Step 6: Extract stable fields with XPaths; use the icon-based selectors for posted date and salary when available.

from selenium.common.exceptions import NoSuchElementException

rows = []
for li in driver.find_elements(By.XPATH, "//div[@class='nJXhWc']//ul/li//div[@role='treeitem']/div/div"):
    def txt(xp):
        try:
            return li.find_element(By.XPATH, xp).get_attribute("innerText")
        except NoSuchElementException:
            return None

    def attr(xp, name):
        try:
            return li.find_element(By.XPATH, xp).get_attribute(name)
        except NoSuchElementException:
            return None

    rows.append({
        "Job title": txt("./div[2]"),
        "Company name": txt("./div[4]/div/div[1]"),
        "Location": txt("./div[4]/div/div[2]"),
        "Source": txt("./div[4]/div/div[3]"),
        "Posted": txt(".//*[name()='path'][contains(@d,'M11.99')]/ancestor::div[1]"),
        "Full/Part": txt(".//*[name()='path'][contains(@d,'M20 6')]/ancestor::div[1]"),
        "Salary": txt(".//*[name()='path'][@fill-rule='evenodd']/ancestor::div[1]"),
        "Logo src": attr("./div[1]//img", "src")
    })

Step 7: Save the extracted data to CSV.

import pandas as pd
pd.DataFrame(rows).to_csv("jobs_selenium.csv", index=False)

Caution:

  • Expect layout changes; revalidate selectors periodically.
  • Throttle requests and respect site terms to avoid blocks.

Choosing an approach

For production and scale, Oxylabs’ async pipeline reliably returns parsed jobs across many queries and locations, reducing engineering time and failures.
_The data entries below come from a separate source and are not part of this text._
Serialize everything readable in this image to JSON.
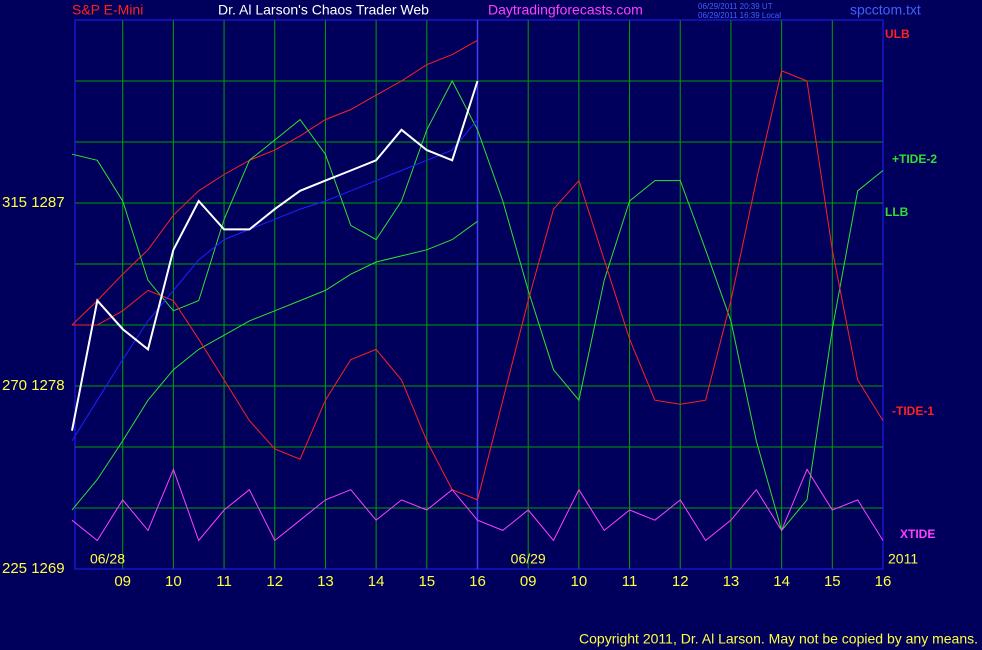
{
  "chart_data": {
    "type": "line",
    "title": "Dr. Al Larson's Chaos Trader Web",
    "instrument": "S&P E-Mini",
    "site": "Daytradingforecasts.com",
    "timestamps": [
      "06/29/2011 20:39 UT",
      "06/29/2011 16:39 Local"
    ],
    "file": "spcctom.txt",
    "copyright": "Copyright 2011, Dr. Al Larson. May not be copied by any means.",
    "day_labels": [
      {
        "x": 0.7,
        "label": "06/28"
      },
      {
        "x": 9,
        "label": "06/29"
      }
    ],
    "year": "2011",
    "day_divider": 8,
    "xlim": [
      0,
      16
    ],
    "ylim": [
      1269,
      1296
    ],
    "xticks": [
      {
        "value": 1,
        "label": "09"
      },
      {
        "value": 2,
        "label": "10"
      },
      {
        "value": 3,
        "label": "11"
      },
      {
        "value": 4,
        "label": "12"
      },
      {
        "value": 5,
        "label": "13"
      },
      {
        "value": 6,
        "label": "14"
      },
      {
        "value": 7,
        "label": "15"
      },
      {
        "value": 8,
        "label": "16"
      },
      {
        "value": 9,
        "label": "09"
      },
      {
        "value": 10,
        "label": "10"
      },
      {
        "value": 11,
        "label": "11"
      },
      {
        "value": 12,
        "label": "12"
      },
      {
        "value": 13,
        "label": "13"
      },
      {
        "value": 14,
        "label": "14"
      },
      {
        "value": 15,
        "label": "15"
      },
      {
        "value": 16,
        "label": "16"
      }
    ],
    "yticks": [
      {
        "value": 1269,
        "label": "225 1269"
      },
      {
        "value": 1278,
        "label": "270 1278"
      },
      {
        "value": 1287,
        "label": "315 1287"
      }
    ],
    "ygrid": [
      1269,
      1272,
      1275,
      1278,
      1281,
      1284,
      1287,
      1290,
      1293,
      1296
    ],
    "grid": true,
    "x": [
      0,
      0.5,
      1,
      1.5,
      2,
      2.5,
      3,
      3.5,
      4,
      4.5,
      5,
      5.5,
      6,
      6.5,
      7,
      7.5,
      8,
      8.5,
      9,
      9.5,
      10,
      10.5,
      11,
      11.5,
      12,
      12.5,
      13,
      13.5,
      14,
      14.5,
      15,
      15.5,
      16
    ],
    "series": [
      {
        "name": "ULB",
        "color": "#ff2020",
        "values": [
          1281.0,
          1282.2,
          1283.5,
          1284.7,
          1286.4,
          1287.6,
          1288.4,
          1289.1,
          1289.6,
          1290.3,
          1291.1,
          1291.6,
          1292.3,
          1293.0,
          1293.8,
          1294.3,
          1295.0,
          null,
          null,
          null,
          null,
          null,
          null,
          null,
          null,
          null,
          null,
          null,
          null,
          null,
          null,
          null,
          null
        ]
      },
      {
        "name": "+TIDE-2",
        "color": "#30e030",
        "values": [
          1289.4,
          1289.1,
          1287.1,
          1283.2,
          1281.7,
          1282.2,
          1286.2,
          1289.1,
          1290.1,
          1291.1,
          1289.4,
          1285.9,
          1285.2,
          1287.1,
          1290.6,
          1293.0,
          1290.6,
          1287.1,
          1282.7,
          1278.8,
          1277.3,
          1283.2,
          1287.1,
          1288.1,
          1288.1,
          1284.7,
          1281.2,
          1275.3,
          1270.9,
          1272.4,
          1280.8,
          1287.6,
          1288.6
        ]
      },
      {
        "name": "LLB",
        "color": "#30e030",
        "values": [
          1271.9,
          1273.4,
          1275.3,
          1277.3,
          1278.8,
          1279.8,
          1280.5,
          1281.2,
          1281.7,
          1282.2,
          1282.7,
          1283.5,
          1284.1,
          1284.4,
          1284.7,
          1285.2,
          1286.1,
          null,
          null,
          null,
          null,
          null,
          null,
          null,
          null,
          null,
          null,
          null,
          null,
          null,
          null,
          null,
          null
        ]
      },
      {
        "name": "-TIDE-1",
        "color": "#ff2020",
        "values": [
          1281.0,
          1281.0,
          1281.7,
          1282.7,
          1282.2,
          1280.3,
          1278.3,
          1276.3,
          1274.9,
          1274.4,
          1277.3,
          1279.3,
          1279.8,
          1278.3,
          1275.3,
          1272.9,
          1272.4,
          1277.3,
          1282.2,
          1286.7,
          1288.1,
          1284.2,
          1280.3,
          1277.3,
          1277.1,
          1277.3,
          1282.2,
          1288.1,
          1293.5,
          1293.0,
          1284.7,
          1278.3,
          1276.3
        ]
      },
      {
        "name": "XTIDE",
        "color": "#ff40ff",
        "values": [
          1271.4,
          1270.4,
          1272.4,
          1270.9,
          1273.9,
          1270.4,
          1271.9,
          1272.9,
          1270.4,
          1271.4,
          1272.4,
          1272.9,
          1271.4,
          1272.4,
          1271.9,
          1272.9,
          1271.4,
          1270.9,
          1271.9,
          1270.4,
          1272.9,
          1270.9,
          1271.9,
          1271.4,
          1272.4,
          1270.4,
          1271.4,
          1272.9,
          1270.9,
          1273.9,
          1271.9,
          1272.4,
          1270.4
        ]
      },
      {
        "color": "#2020ff",
        "values": [
          1275.3,
          1277.3,
          1279.3,
          1281.2,
          1282.7,
          1284.2,
          1285.2,
          1285.7,
          1286.2,
          1286.7,
          1287.1,
          1287.6,
          1288.1,
          1288.6,
          1289.1,
          1289.6,
          1291.1,
          null,
          null,
          null,
          null,
          null,
          null,
          null,
          null,
          null,
          null,
          null,
          null,
          null,
          null,
          null,
          null
        ]
      },
      {
        "color": "#ffffff",
        "values": [
          1275.8,
          1282.2,
          1280.8,
          1279.8,
          1284.7,
          1287.1,
          1285.7,
          1285.7,
          1286.7,
          1287.6,
          1288.1,
          1288.6,
          1289.1,
          1290.6,
          1289.6,
          1289.1,
          1293.0,
          null,
          null,
          null,
          null,
          null,
          null,
          null,
          null,
          null,
          null,
          null,
          null,
          null,
          null,
          null,
          null
        ]
      }
    ]
  }
}
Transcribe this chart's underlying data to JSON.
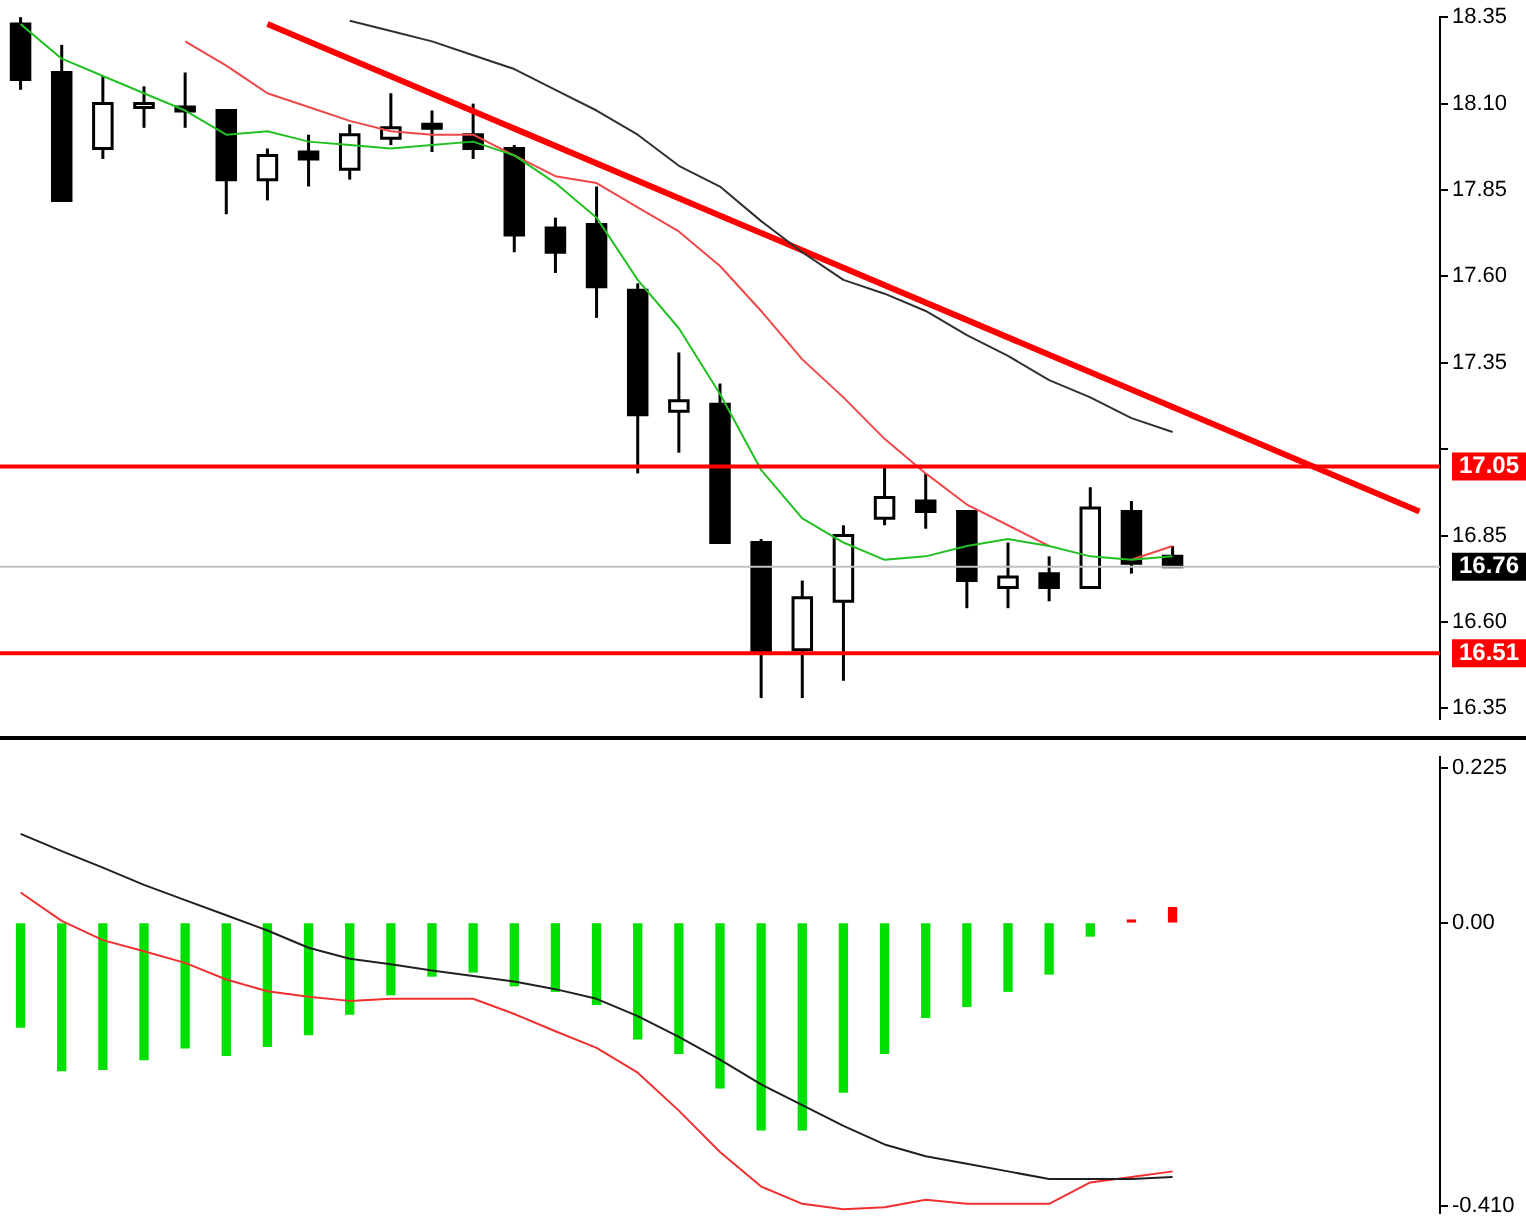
{
  "chart_data": [
    {
      "type": "candlestick",
      "categories": [
        null,
        null,
        null,
        null,
        null,
        null,
        null,
        null,
        null,
        null,
        null,
        null,
        null,
        null,
        null,
        null,
        null,
        null,
        null,
        null,
        null,
        null,
        null,
        null,
        null,
        null,
        null,
        null,
        null,
        null,
        null,
        null,
        null,
        null,
        null
      ],
      "ohlc": [
        [
          18.33,
          18.35,
          18.14,
          18.17
        ],
        [
          18.19,
          18.27,
          17.82,
          17.82
        ],
        [
          17.97,
          18.18,
          17.94,
          18.1
        ],
        [
          18.09,
          18.15,
          18.03,
          18.1
        ],
        [
          18.09,
          18.19,
          18.03,
          18.08
        ],
        [
          18.08,
          18.08,
          17.78,
          17.88
        ],
        [
          17.88,
          17.97,
          17.82,
          17.95
        ],
        [
          17.96,
          18.01,
          17.86,
          17.94
        ],
        [
          17.91,
          18.04,
          17.88,
          18.01
        ],
        [
          18.0,
          18.13,
          17.98,
          18.03
        ],
        [
          18.04,
          18.08,
          17.96,
          18.03
        ],
        [
          18.01,
          18.1,
          17.94,
          17.97
        ],
        [
          17.97,
          17.98,
          17.67,
          17.72
        ],
        [
          17.74,
          17.77,
          17.61,
          17.67
        ],
        [
          17.75,
          17.86,
          17.48,
          17.57
        ],
        [
          17.56,
          17.58,
          17.03,
          17.2
        ],
        [
          17.21,
          17.38,
          17.09,
          17.24
        ],
        [
          17.23,
          17.29,
          16.83,
          16.83
        ],
        [
          16.83,
          16.84,
          16.38,
          16.51
        ],
        [
          16.52,
          16.72,
          16.38,
          16.67
        ],
        [
          16.66,
          16.88,
          16.43,
          16.85
        ],
        [
          16.9,
          17.05,
          16.88,
          16.96
        ],
        [
          16.95,
          17.03,
          16.87,
          16.92
        ],
        [
          16.92,
          16.92,
          16.64,
          16.72
        ],
        [
          16.7,
          16.83,
          16.64,
          16.73
        ],
        [
          16.74,
          16.79,
          16.66,
          16.7
        ],
        [
          16.7,
          16.99,
          16.7,
          16.93
        ],
        [
          16.92,
          16.95,
          16.74,
          16.77
        ],
        [
          16.79,
          16.82,
          16.76,
          16.76
        ],
        null,
        null,
        null,
        null,
        null,
        null
      ],
      "series": [
        {
          "type": "line",
          "color": "#22c022",
          "values": [
            18.33,
            18.23,
            18.18,
            18.13,
            18.08,
            18.01,
            18.02,
            17.99,
            17.98,
            17.97,
            17.98,
            17.99,
            17.95,
            17.87,
            17.77,
            17.59,
            17.45,
            17.26,
            17.04,
            16.9,
            16.83,
            16.78,
            16.79,
            16.82,
            16.84,
            16.82,
            16.79,
            16.78,
            16.79,
            null,
            null,
            null,
            null,
            null,
            null
          ]
        },
        {
          "type": "line",
          "color": "#f04848",
          "values": [
            null,
            null,
            null,
            null,
            18.28,
            18.21,
            18.13,
            18.09,
            18.05,
            18.02,
            18.01,
            18.01,
            17.95,
            17.89,
            17.87,
            17.8,
            17.73,
            17.63,
            17.5,
            17.36,
            17.25,
            17.13,
            17.03,
            16.94,
            16.88,
            16.82,
            null,
            16.78,
            16.82,
            null,
            null,
            null,
            null,
            null,
            null
          ]
        },
        {
          "type": "line",
          "color": "#303030",
          "values": [
            null,
            null,
            null,
            null,
            null,
            null,
            null,
            null,
            18.34,
            18.31,
            18.28,
            18.24,
            18.2,
            18.14,
            18.08,
            18.01,
            17.92,
            17.86,
            17.76,
            17.67,
            17.59,
            17.55,
            17.5,
            17.43,
            17.37,
            17.3,
            17.25,
            17.19,
            17.15,
            null,
            null,
            null,
            null,
            null,
            null
          ]
        },
        {
          "type": "line",
          "color": "#ff0000",
          "values": [
            null,
            null,
            null,
            null,
            null,
            null,
            18.33,
            null,
            null,
            null,
            null,
            null,
            null,
            null,
            null,
            null,
            null,
            null,
            null,
            null,
            null,
            null,
            null,
            null,
            null,
            null,
            null,
            null,
            null,
            null,
            null,
            null,
            null,
            null,
            16.92
          ]
        }
      ],
      "ylim": [
        16.32,
        18.35
      ],
      "yticks": [
        16.35,
        {
          "value": 16.6,
          "label": "16.60"
        },
        16.85,
        {
          "value": 17.1,
          "label": null
        },
        17.35,
        {
          "value": 17.6,
          "label": "17.60"
        },
        17.85,
        {
          "value": 18.1,
          "label": "18.10"
        },
        18.35
      ],
      "ref_lines": [
        {
          "axis": "y",
          "value": 17.05,
          "label": "17.05",
          "color": "#ff0000"
        },
        {
          "axis": "y",
          "value": 16.51,
          "label": "16.51",
          "color": "#ff0000"
        },
        {
          "axis": "y",
          "value": 16.76,
          "label": "16.76",
          "color": "#c0c0c0"
        }
      ],
      "tick_labels": "y",
      "marker": "none"
    },
    {
      "type": "bar",
      "categories": [
        null,
        null,
        null,
        null,
        null,
        null,
        null,
        null,
        null,
        null,
        null,
        null,
        null,
        null,
        null,
        null,
        null,
        null,
        null,
        null,
        null,
        null,
        null,
        null,
        null,
        null,
        null,
        null,
        null,
        null,
        null,
        null,
        null,
        null,
        null
      ],
      "series": [
        {
          "type": "bar",
          "colors": [
            "#00e000",
            "#00e000",
            "#00e000",
            "#00e000",
            "#00e000",
            "#00e000",
            "#00e000",
            "#00e000",
            "#00e000",
            "#00e000",
            "#00e000",
            "#00e000",
            "#00e000",
            "#00e000",
            "#00e000",
            "#00e000",
            "#00e000",
            "#00e000",
            "#00e000",
            "#00e000",
            "#00e000",
            "#00e000",
            "#00e000",
            "#00e000",
            "#00e000",
            "#00e000",
            "#00e000",
            "#ff0000",
            "#ff0000",
            null,
            null,
            null,
            null,
            null,
            null
          ],
          "values": [
            -0.151,
            -0.214,
            -0.212,
            -0.198,
            -0.181,
            -0.192,
            -0.179,
            -0.162,
            -0.132,
            -0.104,
            -0.077,
            -0.071,
            -0.091,
            -0.099,
            -0.118,
            -0.168,
            -0.189,
            -0.239,
            -0.3,
            -0.3,
            -0.245,
            -0.189,
            -0.137,
            -0.121,
            -0.099,
            -0.074,
            -0.019,
            0.004,
            0.022,
            null,
            null,
            null,
            null,
            null,
            null
          ]
        },
        {
          "type": "line",
          "color": "#202020",
          "values": [
            0.129,
            0.104,
            0.08,
            0.055,
            0.033,
            0.011,
            -0.011,
            -0.036,
            -0.052,
            -0.06,
            -0.069,
            -0.077,
            -0.085,
            -0.096,
            -0.11,
            -0.135,
            -0.165,
            -0.198,
            -0.234,
            -0.264,
            -0.294,
            -0.321,
            -0.338,
            -0.349,
            -0.36,
            -0.371,
            -0.371,
            -0.371,
            -0.368,
            null,
            null,
            null,
            null,
            null,
            null
          ]
        },
        {
          "type": "line",
          "color": "#f03030",
          "values": [
            0.044,
            0.003,
            -0.025,
            -0.041,
            -0.058,
            -0.082,
            -0.099,
            -0.107,
            -0.113,
            -0.11,
            -0.11,
            -0.11,
            -0.132,
            -0.157,
            -0.181,
            -0.217,
            -0.272,
            -0.332,
            -0.382,
            -0.407,
            -0.415,
            -0.412,
            -0.401,
            -0.407,
            -0.407,
            -0.407,
            -0.376,
            -0.368,
            -0.36,
            null,
            null,
            null,
            null,
            null,
            null
          ]
        }
      ],
      "ylim": [
        -0.42,
        0.24
      ],
      "yticks": [
        {
          "value": -0.41,
          "label": "-0.410"
        },
        {
          "value": 0,
          "label": "0.00"
        },
        0.225
      ],
      "tick_labels": "y",
      "marker": "none"
    }
  ]
}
SerpApi is quick to integrate for smaller scripts and lets you add radius and filter tokens. Selenium is best for quick experiments or when you cannot use a third‑party API.


Quick maintenance tip: keep query lists and location dictionaries in separate JSON or YAML files so non-developers can update search scopes without touching code.